Love is a beautiful coexistence between two humans with two separate hearts that beat as one.
Blah blah blah
Reality is love takes time,work, patience, and understanding. Love goes up. Love goes down. On some days love comes easy and on others it makes no sense. Why can’t love just get along with everyone?
In a relationship a person is either a giver (+) or a taker (-). Over the next month or so we’ll cover symbiotic relationships and how they pertain to love.
First, let’s take a look at what a symbiotic relationship is. Dictionary.com defines the psychiatric aspect of symbiosis as follows:
A relationship between two people in which each person is dependent upon and receives reinforcement, whether beneficial or detrimental, from the other
Yes, relationships can have detrimental impact on us. So let’s knock that one out first. I present the competitive relationship.
A competitive relationship (-/-) provides no advantage to either member. Both side compete against themselves in opposition; not with each other as a team. This can be bad. For example, an abusive relation. In a competitive relationship both members fight for attention, resources, or the sheet . Negativity will never breed positivity. So is there a way that two competitive members can coexists? Sure there is. Look at coyotes and wolves. Both hunt the same prey, but one does it at night while the other does it in the day. Neither wolves or coyotes benefit from each other. But, they are able to coexist. By placing partitions and allotments two people can agree on what goes where and what belongs to whom. This is not a healthy environment for love to grow in.
This relationship is often found in young love. Note: I didn’t say young people. When two souls come together and want to bond, there is often some disagreement to what goes where and what needs to go to the curb. This is found in all ages. It would be easy if one side just allowed the other side to have control. However, that’s not how a healthy relationship thrives. There needs to be balance and compromise on both sides.
A competitive relationship has the potential for a great foundation for love. But like a house, once the foundation is poured and set, we don’t call it complete. Nope we have a long way to go before calling the foundation a house. Next week we’ll cover another symbiotic love and find out how important a healthy balance is to compromising towards each other.
Until then, live life, be happy, and find life’s happiness.
Steve Curtis
at1_retired@yahoo.com
I totally agree about symbiotic relationships. I have always believed that relationships are like seeing a scale where perhaps one time you are giving 125% and the other person clearly less, but then it switches and in the end result, you should have balance.

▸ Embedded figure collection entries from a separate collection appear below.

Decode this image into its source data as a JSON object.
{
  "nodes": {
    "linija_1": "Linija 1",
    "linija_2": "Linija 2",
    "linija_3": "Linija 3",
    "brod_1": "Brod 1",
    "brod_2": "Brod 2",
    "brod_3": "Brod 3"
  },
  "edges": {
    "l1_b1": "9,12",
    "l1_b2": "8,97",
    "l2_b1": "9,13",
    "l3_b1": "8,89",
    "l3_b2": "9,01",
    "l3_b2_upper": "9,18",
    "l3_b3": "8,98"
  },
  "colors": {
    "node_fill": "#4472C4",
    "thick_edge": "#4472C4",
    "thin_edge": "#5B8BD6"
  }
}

Now I realize that no matter what age you are, you can have a bad relationship, but in my own case, I have found that the older I have gotten (and I am 16 years older than my significant other, Richard), that there is less drama overall, and I have had other relationships before. He was with me every step of the way when I had cancer, and through my PTSD which I still have from being assaulted and bullied by a very large group of seniors (yes, you can believe it) because I am a Criminal Justice graduate and was trying to stop drug trade in my old park. The following year, he ha had a cervical surgery that did not worked out right followed by another one this year that also did not work, and he is paralyzed partly on his right side, so now I am his caregiver/advocate.

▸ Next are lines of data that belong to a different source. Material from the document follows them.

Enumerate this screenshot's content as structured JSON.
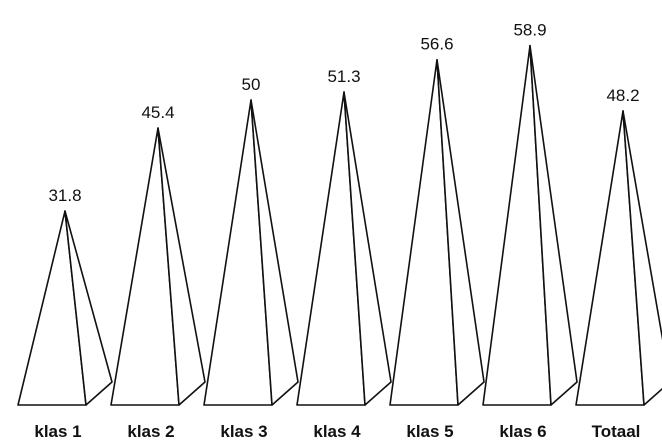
{
  "chart_data": {
    "type": "bar",
    "categories": [
      "klas 1",
      "klas 2",
      "klas 3",
      "klas 4",
      "klas 5",
      "klas 6",
      "Totaal"
    ],
    "values": [
      31.8,
      45.4,
      50,
      51.3,
      56.6,
      58.9,
      48.2
    ],
    "value_labels": [
      "31.8",
      "45.4",
      "50",
      "51.3",
      "56.6",
      "58.9",
      "48.2"
    ],
    "ylim": [
      0,
      60
    ],
    "grid": false,
    "legend": "none",
    "bar_shape": "pyramid"
  }
}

He is a quiet man, loves animals as I do, makes gentle fun of my garden and plants everywhere, but has helped me to get them planted and to find plants that people are giving away for free. He really surprised me that he knows all the kinds of herbs I grow, and he told someone that he loves to use fresh herbs from our garden in his excellent and creative cooking. We have our desks next to each other, not by design, but by a lack of more space as we live in a small and older mobile home, but we can sit next to each other all day long and feel as though we have our own space. After I think five or six years now, one of us turns toward the other and blows a little kiss, and the other blows one back, and we speak now and then, but we still feel uncramped. He accepts things I like as I accept things he likes, and he may never know a lot about art quilting, but when he is talking to others, he calls me an artist and a published writer, and I like that. I made him a Master Chef’s certificate and he just beams when people see it and ask him where he was trained. I also tell people a lot of other really good things about him.
I will be 78 in November, but I am ageless in my mind and he is pretty much the same way. And yes, a wonderful sex life doesn’t have to stop because we are older. We don’t have to go out for entertainment all the time, but when we do, we have so much fun doing the smallest things. So a relationship is as good as you make it, and you have to be willing to realize that sometimes your significant other will be the giver and sometimes it will be you. I will never regret a single moment of ours.
Relationships are like investing money in a bank or savings institution. If you are constantly pulling your money out and starting over again, you will never get very far.